I managed to solve the second one with bashing and discovering a cycle in powers of 7 mod 1000, and that may be the easier path for this particular question rather than using ET. However, applying ET to stacked exponents I believe is nevertheless an essential concept for solving more complex questions like number 1 that I wish to learn. It would be helpful if I could get hints on using ET in those two problems and a general ET approach to stacked exponents and its motivation.
Best Answer
For the first problem you will need a little bit of Chinese Remainder Theorem.
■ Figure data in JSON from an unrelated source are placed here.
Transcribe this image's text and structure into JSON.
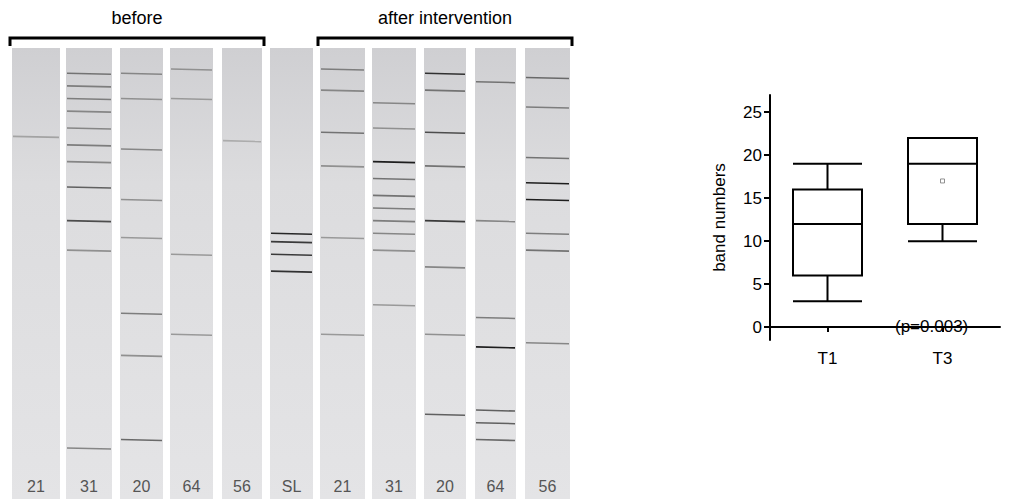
{
  "gel": {
    "groups": [
      "before",
      "after intervention"
    ],
    "lanes": [
      {
        "label": "21",
        "group": "before"
      },
      {
        "label": "31",
        "group": "before"
      },
      {
        "label": "20",
        "group": "before"
      },
      {
        "label": "64",
        "group": "before"
      },
      {
        "label": "56",
        "group": "before"
      },
      {
        "label": "SL"
      },
      {
        "label": "21",
        "group": "after intervention"
      },
      {
        "label": "31",
        "group": "after intervention"
      },
      {
        "label": "20",
        "group": "after intervention"
      },
      {
        "label": "64",
        "group": "after intervention"
      },
      {
        "label": "56",
        "group": "after intervention"
      }
    ]
  },
  "chart_data": {
    "type": "boxplot",
    "categories": [
      "T1",
      "T3"
    ],
    "values": [
      [
        3,
        6,
        12,
        16,
        19
      ],
      [
        10,
        12,
        19,
        22,
        22
      ]
    ],
    "means": [
      null,
      17
    ],
    "color": "#000000",
    "ylabel": "band numbers",
    "ylim": [
      -1.5,
      27
    ],
    "yticks": [
      0,
      5,
      10,
      15,
      20,
      25
    ],
    "grid": false,
    "annotations": [
      {
        "text": "(p=0.003)"
      }
    ]
  }
}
You want to find the remainder of the stacked exponential modulo $10^5 = 2^5 \times 5^5$. Consider the two prime divisors separately.
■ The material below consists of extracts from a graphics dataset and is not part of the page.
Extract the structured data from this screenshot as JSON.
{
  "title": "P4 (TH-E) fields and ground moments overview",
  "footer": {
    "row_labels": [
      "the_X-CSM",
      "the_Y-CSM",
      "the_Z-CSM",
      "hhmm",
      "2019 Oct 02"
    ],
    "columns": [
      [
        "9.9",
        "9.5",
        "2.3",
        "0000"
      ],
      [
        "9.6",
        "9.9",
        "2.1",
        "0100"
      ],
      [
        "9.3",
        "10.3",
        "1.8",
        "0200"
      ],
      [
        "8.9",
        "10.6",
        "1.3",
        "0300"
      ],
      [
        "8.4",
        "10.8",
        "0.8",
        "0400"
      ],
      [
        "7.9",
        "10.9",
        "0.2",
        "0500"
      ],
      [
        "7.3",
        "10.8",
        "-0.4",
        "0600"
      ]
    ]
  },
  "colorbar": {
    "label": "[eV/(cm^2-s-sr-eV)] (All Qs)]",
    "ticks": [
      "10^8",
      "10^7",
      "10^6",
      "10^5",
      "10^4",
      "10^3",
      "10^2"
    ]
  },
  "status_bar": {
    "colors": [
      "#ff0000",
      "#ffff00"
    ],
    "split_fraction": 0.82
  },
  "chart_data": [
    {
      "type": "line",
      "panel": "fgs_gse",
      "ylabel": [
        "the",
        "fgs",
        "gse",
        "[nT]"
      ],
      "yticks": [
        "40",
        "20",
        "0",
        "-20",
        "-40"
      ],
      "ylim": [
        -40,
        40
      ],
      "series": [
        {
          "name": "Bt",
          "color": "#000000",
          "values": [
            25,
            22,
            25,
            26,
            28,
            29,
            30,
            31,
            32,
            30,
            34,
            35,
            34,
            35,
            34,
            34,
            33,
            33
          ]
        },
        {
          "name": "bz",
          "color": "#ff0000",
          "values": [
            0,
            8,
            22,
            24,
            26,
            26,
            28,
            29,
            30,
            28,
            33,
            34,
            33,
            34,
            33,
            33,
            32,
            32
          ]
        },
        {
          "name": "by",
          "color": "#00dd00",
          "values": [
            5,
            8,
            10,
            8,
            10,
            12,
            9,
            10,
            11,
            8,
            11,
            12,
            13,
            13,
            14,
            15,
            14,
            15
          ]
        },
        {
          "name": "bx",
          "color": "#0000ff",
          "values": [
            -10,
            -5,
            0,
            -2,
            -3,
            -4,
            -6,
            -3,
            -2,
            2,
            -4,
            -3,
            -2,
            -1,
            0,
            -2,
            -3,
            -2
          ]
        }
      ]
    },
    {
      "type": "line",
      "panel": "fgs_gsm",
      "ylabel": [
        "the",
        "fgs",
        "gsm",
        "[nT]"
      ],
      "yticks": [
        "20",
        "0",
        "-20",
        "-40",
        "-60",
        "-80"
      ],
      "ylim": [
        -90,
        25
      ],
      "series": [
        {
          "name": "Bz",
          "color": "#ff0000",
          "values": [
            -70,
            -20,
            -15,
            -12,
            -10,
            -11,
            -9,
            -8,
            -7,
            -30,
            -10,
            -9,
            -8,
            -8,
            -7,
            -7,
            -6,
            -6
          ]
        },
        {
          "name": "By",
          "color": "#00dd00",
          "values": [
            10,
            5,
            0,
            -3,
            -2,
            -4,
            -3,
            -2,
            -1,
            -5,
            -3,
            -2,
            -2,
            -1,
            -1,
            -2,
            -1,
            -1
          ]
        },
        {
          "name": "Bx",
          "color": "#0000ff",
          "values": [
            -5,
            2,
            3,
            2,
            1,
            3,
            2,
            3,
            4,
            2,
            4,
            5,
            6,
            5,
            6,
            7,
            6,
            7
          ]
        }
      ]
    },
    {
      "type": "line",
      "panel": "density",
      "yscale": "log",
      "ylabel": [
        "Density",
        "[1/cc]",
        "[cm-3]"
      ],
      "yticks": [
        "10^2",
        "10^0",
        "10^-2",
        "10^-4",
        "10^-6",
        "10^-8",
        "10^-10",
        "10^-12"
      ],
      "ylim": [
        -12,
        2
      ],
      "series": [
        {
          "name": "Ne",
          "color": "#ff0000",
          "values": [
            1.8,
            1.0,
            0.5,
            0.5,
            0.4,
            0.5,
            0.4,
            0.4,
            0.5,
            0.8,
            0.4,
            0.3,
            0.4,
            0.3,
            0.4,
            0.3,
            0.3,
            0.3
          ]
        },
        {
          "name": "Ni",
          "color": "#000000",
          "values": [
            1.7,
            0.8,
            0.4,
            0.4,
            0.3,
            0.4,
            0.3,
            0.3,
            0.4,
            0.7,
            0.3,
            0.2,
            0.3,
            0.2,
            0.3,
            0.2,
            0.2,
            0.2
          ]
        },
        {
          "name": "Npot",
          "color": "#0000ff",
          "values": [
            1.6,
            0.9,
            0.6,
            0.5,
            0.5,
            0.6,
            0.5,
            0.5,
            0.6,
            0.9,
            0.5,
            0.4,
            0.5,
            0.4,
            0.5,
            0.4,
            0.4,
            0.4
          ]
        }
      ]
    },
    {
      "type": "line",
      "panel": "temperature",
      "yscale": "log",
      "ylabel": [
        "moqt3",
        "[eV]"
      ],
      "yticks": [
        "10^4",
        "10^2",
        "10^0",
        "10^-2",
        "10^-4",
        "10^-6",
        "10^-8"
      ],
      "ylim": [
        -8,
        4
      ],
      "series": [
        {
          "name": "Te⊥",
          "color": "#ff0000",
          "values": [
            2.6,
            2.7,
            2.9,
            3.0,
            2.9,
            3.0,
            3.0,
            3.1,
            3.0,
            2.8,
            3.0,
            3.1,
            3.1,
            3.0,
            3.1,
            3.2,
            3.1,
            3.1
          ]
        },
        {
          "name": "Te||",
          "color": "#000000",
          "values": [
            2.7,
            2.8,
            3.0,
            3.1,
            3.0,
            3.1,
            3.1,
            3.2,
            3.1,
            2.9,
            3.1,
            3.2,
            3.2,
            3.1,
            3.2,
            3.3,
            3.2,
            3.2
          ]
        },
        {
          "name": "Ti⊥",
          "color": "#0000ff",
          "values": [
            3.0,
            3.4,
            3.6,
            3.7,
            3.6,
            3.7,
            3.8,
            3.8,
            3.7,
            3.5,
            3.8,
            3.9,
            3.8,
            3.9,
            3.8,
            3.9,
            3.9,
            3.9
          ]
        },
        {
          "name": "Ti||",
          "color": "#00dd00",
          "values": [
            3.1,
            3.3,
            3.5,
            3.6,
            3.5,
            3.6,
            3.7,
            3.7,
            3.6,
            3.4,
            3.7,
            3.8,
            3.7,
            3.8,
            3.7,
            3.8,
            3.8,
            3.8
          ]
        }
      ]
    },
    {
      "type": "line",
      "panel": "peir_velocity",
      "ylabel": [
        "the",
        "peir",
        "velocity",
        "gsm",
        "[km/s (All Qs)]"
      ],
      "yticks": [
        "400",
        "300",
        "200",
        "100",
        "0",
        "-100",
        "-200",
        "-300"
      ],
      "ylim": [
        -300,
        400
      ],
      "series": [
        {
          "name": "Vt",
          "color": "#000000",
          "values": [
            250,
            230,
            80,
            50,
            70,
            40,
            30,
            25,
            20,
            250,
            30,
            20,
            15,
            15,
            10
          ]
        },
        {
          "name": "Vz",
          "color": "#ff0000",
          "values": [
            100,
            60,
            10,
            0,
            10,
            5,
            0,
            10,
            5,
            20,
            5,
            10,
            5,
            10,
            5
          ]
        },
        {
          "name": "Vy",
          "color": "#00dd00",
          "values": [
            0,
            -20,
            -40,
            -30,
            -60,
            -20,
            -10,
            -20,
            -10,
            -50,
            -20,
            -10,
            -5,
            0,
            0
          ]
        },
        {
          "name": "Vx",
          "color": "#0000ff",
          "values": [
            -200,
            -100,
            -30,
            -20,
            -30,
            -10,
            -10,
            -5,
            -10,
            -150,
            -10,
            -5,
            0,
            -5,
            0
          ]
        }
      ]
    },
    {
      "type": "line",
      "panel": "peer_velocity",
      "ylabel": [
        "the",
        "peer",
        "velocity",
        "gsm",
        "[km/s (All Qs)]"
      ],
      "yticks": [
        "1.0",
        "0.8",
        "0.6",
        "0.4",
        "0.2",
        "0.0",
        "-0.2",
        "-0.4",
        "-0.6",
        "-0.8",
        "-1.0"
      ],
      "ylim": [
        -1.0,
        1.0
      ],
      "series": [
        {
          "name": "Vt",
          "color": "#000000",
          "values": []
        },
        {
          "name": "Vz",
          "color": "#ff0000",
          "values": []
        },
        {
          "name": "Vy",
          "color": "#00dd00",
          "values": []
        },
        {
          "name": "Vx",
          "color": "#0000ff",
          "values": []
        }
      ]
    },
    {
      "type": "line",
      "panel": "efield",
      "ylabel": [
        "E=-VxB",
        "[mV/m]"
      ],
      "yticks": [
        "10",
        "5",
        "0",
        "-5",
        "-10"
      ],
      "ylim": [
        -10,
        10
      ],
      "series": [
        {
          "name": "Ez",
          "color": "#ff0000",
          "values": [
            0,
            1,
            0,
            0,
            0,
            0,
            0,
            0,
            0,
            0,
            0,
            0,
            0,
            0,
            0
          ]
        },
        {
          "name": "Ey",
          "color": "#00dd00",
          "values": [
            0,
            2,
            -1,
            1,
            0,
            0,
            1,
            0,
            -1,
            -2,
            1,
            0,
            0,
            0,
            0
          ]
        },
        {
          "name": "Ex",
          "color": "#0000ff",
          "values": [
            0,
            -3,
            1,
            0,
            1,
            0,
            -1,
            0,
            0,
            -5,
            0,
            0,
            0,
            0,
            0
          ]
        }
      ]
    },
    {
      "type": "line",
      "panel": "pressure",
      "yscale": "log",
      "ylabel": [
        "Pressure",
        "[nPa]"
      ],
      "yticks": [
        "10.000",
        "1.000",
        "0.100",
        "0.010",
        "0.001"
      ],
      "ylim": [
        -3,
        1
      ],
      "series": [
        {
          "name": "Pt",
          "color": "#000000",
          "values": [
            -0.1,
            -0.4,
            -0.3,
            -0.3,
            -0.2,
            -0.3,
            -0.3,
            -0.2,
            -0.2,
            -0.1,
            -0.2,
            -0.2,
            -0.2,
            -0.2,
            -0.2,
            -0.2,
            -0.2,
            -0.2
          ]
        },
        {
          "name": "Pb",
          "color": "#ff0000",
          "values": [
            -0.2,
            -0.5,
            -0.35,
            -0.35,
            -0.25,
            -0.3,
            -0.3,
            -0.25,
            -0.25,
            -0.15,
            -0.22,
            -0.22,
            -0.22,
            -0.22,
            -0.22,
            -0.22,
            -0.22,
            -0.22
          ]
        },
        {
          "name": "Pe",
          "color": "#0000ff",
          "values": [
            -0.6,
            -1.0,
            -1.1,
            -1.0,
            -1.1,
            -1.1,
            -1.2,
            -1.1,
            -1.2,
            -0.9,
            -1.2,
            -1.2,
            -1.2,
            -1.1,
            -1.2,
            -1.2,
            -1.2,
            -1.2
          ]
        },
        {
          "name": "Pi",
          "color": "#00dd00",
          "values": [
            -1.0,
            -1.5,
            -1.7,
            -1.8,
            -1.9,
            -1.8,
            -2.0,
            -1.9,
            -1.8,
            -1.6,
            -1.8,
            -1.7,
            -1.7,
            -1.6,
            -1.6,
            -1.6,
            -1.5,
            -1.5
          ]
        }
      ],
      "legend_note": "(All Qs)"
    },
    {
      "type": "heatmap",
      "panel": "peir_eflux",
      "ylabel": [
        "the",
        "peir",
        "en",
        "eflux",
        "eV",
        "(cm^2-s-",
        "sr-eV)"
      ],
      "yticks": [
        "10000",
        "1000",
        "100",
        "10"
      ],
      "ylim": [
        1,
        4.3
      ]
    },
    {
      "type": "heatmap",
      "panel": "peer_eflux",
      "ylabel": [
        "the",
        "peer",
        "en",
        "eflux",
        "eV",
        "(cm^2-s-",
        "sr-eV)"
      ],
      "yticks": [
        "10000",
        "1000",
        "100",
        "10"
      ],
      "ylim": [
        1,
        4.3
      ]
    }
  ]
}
As $\phi(2^5) = 16$ we have that if $r_1$ is the remainder of $5^{5^{5^{5}}}$ modulo $\phi(2^5) = 16$ then $5^{5^{5^{5^{5}}}} \equiv 5^{r_1} \pmod {2^5}$. Now we have to find $r_1$, which is a solution of $5^{5^{5^{5}}} \equiv r_1 \pmod {2^4}$. Repeat this algorithm few times and you will get rid of the exponents and you will find a value such that: $5^{5^{5^{5^{5}}}} \equiv r \pmod {2^5}$. Now use that $5^{5^{5^{5^{5}}}} \equiv 0 \pmod {5^5}$ and glue the two solutions with Chinese Remainder Theorem.
The second one can be solved using similar method, but this time you won't need the Chinese Remainder Theorem, as $(7,100) = 1$. Actually this is easier as $7^4 \equiv 1 \pmod {100}$.